By analyzing existing cross correlation between CMS Energy and Exelon, you can compare the effects of market volatilities on CMS Energy and Exelon and check how they will diversify away market risk if combined in the same portfolio for a given time horizon. You can also utilize pair trading strategies of matching a long position in CMS Energy with a short position of Exelon. Check out your portfolio center. Please also check ongoing floating volatility patterns of CMS Energy and Exelon.

Diversification Opportunities for CMS Energy and Exelon

0.93
  Correlation Coefficient

Almost no diversification

The 3 months correlation between CMS and Exelon is 0.93. Overlapping area represents the amount of risk that can be diversified away by holding CMS Energy and Exelon in the same portfolio, assuming nothing else is changed. The correlation between historical prices or returns on Exelon and CMS Energy is a relative statistical measure of the degree to which these equity instruments tend to move together. The correlation coefficient measures the extent to which returns on CMS Energy are associated (or correlated) with Exelon. Values of the correlation coefficient range from -1 to +1, where. The correlation of zero (0) is possible when the price movement of Exelon has no effect on the direction of CMS Energy i.e., CMS Energy and Exelon go up and down completely randomly.

Pair Corralation between CMS Energy and Exelon

Considering the 90-day investment horizon CMS Energy is expected to generate 1.75 times less return on investment than Exelon. But when comparing it to its historical volatility, CMS Energy is 1.16 times less risky than Exelon. It trades about 0.15 of its potential returns per unit of risk. Exelon is currently generating about 0.22 of returns per unit of risk over similar time horizon. If you would invest  3,708  in Exelon on December 27, 2024 and sell it today you would earn a total of  694.00  from holding Exelon or generate 18.72% return on investment over 90 days.
Time Period3 Months [change]
DirectionMoves Together 
StrengthVery Strong
Accuracy100.0%
ValuesDaily Returns

CMS Energy  vs.  Exelon

 Performance 
       Timeline  
CMS Energy 

Risk-Adjusted Performance

Good

 
Weak
 
Strong
Compared to the overall equity markets, risk-adjusted returns on investments in CMS Energy are ranked lower than 11 (%) of all global equities and portfolios over the last 90 days. In spite of comparatively weak primary indicators, CMS Energy may actually be approaching a critical reversion point that can send shares even higher in April 2025.
Exelon 

Risk-Adjusted Performance

Solid

 
Weak
 
Strong
Compared to the overall equity markets, risk-adjusted returns on investments in Exelon are ranked lower than 17 (%) of all global equities and portfolios over the last 90 days. In spite of rather conflicting basic indicators, Exelon exhibited solid returns over the last few months and may actually be approaching a breakup point.

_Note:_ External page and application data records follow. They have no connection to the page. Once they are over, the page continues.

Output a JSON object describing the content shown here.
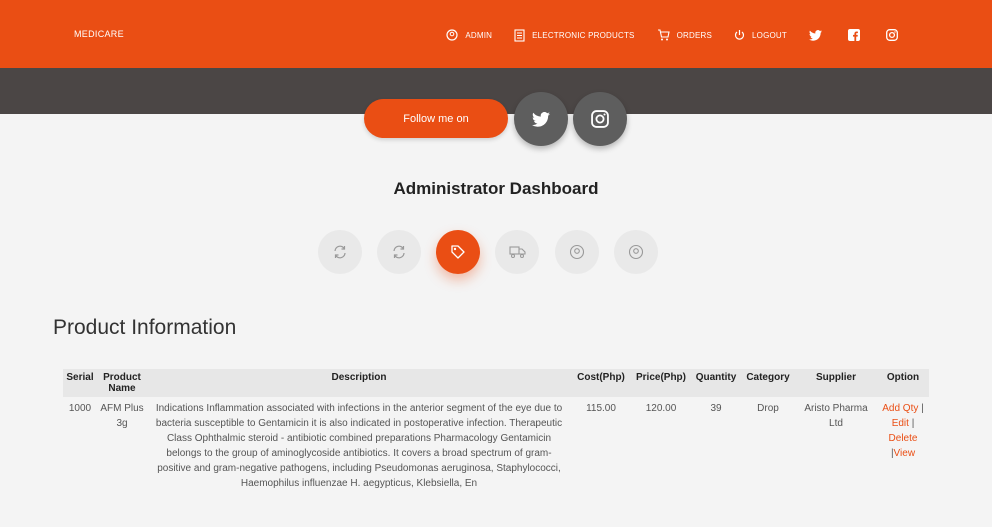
{
  "navbar": {
    "brand": "MEDICARE",
    "items": [
      {
        "label": "ADMIN",
        "icon": "user-circle-icon"
      },
      {
        "label": "ELECTRONIC PRODUCTS",
        "icon": "document-list-icon"
      },
      {
        "label": "ORDERS",
        "icon": "cart-icon"
      },
      {
        "label": "LOGOUT",
        "icon": "power-icon"
      }
    ],
    "social": [
      "twitter-icon",
      "facebook-icon",
      "instagram-icon"
    ]
  },
  "follow": {
    "label": "Follow me on",
    "social": [
      "twitter-icon",
      "instagram-icon"
    ]
  },
  "dashboard": {
    "title": "Administrator Dashboard",
    "actions": [
      {
        "icon": "refresh-icon",
        "active": false
      },
      {
        "icon": "refresh-icon",
        "active": false
      },
      {
        "icon": "tag-icon",
        "active": true
      },
      {
        "icon": "truck-icon",
        "active": false
      },
      {
        "icon": "user-circle-icon",
        "active": false
      },
      {
        "icon": "user-circle-icon",
        "active": false
      }
    ]
  },
  "products": {
    "title": "Product Information",
    "headers": [
      "Serial",
      "Product Name",
      "Description",
      "Cost(Php)",
      "Price(Php)",
      "Quantity",
      "Category",
      "Supplier",
      "Option"
    ],
    "rows": [
      {
        "serial": "1000",
        "name": "AFM Plus 3g",
        "description": "Indications Inflammation associated with infections in the anterior segment of the eye due to bacteria susceptible to Gentamicin it is also indicated in postoperative infection. Therapeutic Class Ophthalmic steroid - antibiotic combined preparations Pharmacology Gentamicin belongs to the group of aminoglycoside antibiotics. It covers a broad spectrum of gram-positive and gram-negative pathogens, including Pseudomonas aeruginosa, Staphylococci, Haemophilus influenzae H. aegypticus, Klebsiella, En",
        "cost": "115.00",
        "price": "120.00",
        "quantity": "39",
        "category": "Drop",
        "supplier": "Aristo Pharma Ltd",
        "options": {
          "add_qty": "Add Qty",
          "sep": "|",
          "edit": "Edit",
          "delete": "Delete",
          "view": "View"
        }
      }
    ]
  },
  "colors": {
    "accent": "#ea4e14",
    "dark_band": "#4b4645",
    "social_circle": "#5e5e5e"
  }
}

CMS Energy and Exelon Volatility Contrast

   Predicted Return Density   
       Returns  

Pair Trading with CMS Energy and Exelon

The main advantage of trading using opposite CMS Energy and Exelon positions is that it hedges away some unsystematic risk. Because of two separate transactions, even if CMS Energy position performs unexpectedly, Exelon can make up some of the losses. Pair trading also minimizes risk from directional movements in the market. For example, if an entire industry or sector drops because of unexpected headlines, the short position in Exelon will offset losses from the drop in Exelon's long position.
The idea behind CMS Energy and Exelon pairs trading is to make the combined position market-neutral, meaning the overall market's direction will not affect its win or loss (or potential downside or upside). This can be achieved by designing a pairs trade with two highly correlated stocks or equities that operate in a similar space or sector, making it possible to obtain profits through simple and relatively low-risk investment.
Check out your portfolio center.
Note that this page's information should be used as a complementary analysis to find the right mix of equity instruments to add to your existing portfolios or create a brand new portfolio. You can also try the Portfolio Analyzer module to portfolio analysis module that provides access to portfolio diagnostics and optimization engine.